In the exhibition “Black Sea” 68 Projects presents works by the Georgian painter Levan Songulashvili and Berlin painter Christian Awe. The show combines powerful, life-affirming color compositions by Awe with the black and white philosophical approach to painting by Songulashvili. Two artists, two flows, two worlds: together at 68 Projects.



The motives and emotional medium is water, its energy, its depth and intangibility, its fire, its colors. The elixir of life that, like the air we breathe, is fleeting and unfathomable, yet unlike air – leaves no more than a wet glow upon the skin. Water that is colorless and yet reflects all colors.
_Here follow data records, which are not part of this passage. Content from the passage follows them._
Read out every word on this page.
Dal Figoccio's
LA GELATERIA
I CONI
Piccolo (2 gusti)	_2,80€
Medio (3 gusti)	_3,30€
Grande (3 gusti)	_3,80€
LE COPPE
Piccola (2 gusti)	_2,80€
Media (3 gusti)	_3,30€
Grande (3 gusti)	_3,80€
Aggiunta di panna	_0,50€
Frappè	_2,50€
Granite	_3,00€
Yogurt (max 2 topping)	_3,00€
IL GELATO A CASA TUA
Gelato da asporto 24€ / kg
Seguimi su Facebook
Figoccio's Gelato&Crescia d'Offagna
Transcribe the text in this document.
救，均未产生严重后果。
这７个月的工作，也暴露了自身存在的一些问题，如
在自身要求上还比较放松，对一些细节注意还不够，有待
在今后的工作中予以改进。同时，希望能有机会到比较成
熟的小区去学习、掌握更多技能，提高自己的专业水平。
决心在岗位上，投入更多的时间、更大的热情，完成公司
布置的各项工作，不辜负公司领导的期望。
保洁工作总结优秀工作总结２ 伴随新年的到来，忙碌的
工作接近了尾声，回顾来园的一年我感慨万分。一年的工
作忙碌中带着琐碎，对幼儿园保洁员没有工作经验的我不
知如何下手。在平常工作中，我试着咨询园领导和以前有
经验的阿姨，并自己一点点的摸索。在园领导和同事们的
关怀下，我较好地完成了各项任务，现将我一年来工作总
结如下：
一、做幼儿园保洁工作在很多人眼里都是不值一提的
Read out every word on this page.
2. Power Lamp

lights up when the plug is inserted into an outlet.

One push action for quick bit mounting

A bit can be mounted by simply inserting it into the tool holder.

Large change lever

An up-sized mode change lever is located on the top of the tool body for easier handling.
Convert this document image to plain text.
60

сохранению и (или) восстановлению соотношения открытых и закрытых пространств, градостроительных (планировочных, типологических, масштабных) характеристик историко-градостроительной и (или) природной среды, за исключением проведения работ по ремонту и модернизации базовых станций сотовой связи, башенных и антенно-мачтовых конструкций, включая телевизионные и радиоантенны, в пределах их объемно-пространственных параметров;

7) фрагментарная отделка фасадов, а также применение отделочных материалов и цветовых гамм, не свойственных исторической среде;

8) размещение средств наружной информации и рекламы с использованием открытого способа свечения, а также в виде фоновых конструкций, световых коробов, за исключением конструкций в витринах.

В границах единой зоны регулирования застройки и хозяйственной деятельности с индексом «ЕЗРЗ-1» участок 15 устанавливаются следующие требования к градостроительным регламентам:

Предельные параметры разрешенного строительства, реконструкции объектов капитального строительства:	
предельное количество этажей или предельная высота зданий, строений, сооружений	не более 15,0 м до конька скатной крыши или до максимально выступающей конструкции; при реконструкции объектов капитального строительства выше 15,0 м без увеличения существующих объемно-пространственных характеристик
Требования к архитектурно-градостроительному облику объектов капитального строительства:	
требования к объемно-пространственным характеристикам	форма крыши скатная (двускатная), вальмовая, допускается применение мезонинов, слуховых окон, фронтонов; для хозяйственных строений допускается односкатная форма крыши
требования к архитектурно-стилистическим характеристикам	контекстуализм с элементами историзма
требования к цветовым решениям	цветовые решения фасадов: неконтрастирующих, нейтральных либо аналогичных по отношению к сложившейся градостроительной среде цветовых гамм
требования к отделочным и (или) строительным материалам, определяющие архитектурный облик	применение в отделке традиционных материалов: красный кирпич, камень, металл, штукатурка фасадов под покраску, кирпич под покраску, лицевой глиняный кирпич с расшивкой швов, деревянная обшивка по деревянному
Water that creates fertility, quenches thirst; and the fire that purifies, carries and floods us, that stands still or flows to the sea, which is never the same when we dive in it. Part of the myth of life and the hereafter that erases the memory and yet stores all memory as it flows through the layers of rock.

The depths of the oil paintings of the young Georgian artist Levan Songulashvili, evoke the underworld and the River Styx, where marsh plants and jellyfish (French ‘Méduse’, German ‘Quallen’) surround the dead, translating the remnants of organic existence into their own to embrace and devour.

Both at home in Tbilisi and in New York, he was Artist in Residence of Galerie Kornfeld / 68 Projects in Berlin for three months, where four large-format oil paintings were created and exhibited as a continuation of his STYX series. They show a mythologist and mystic at work, whose fantastically hovering instrument, whether feather, pen or brush, always probes into the depth, the secret, where all colors go out in these works of art. An Opheliaesque woman’s head depicts a barely recognizable form of a female body on its face – an unobtrusive quote from the history of art (Magritte), which is as present in his pictures as the myths, like those of figures from religion or poetry.

In Levan Songulashvili’s work everything is revealed and made visible; including colors that meld into the shadowy, suggestive, changeable, and back to that dreamlike realm where knowledge and ignorance, where the conscious, half-conscious and unconscious, flow underwater.

Songulashvili is one of the most promising contemporary artists of today.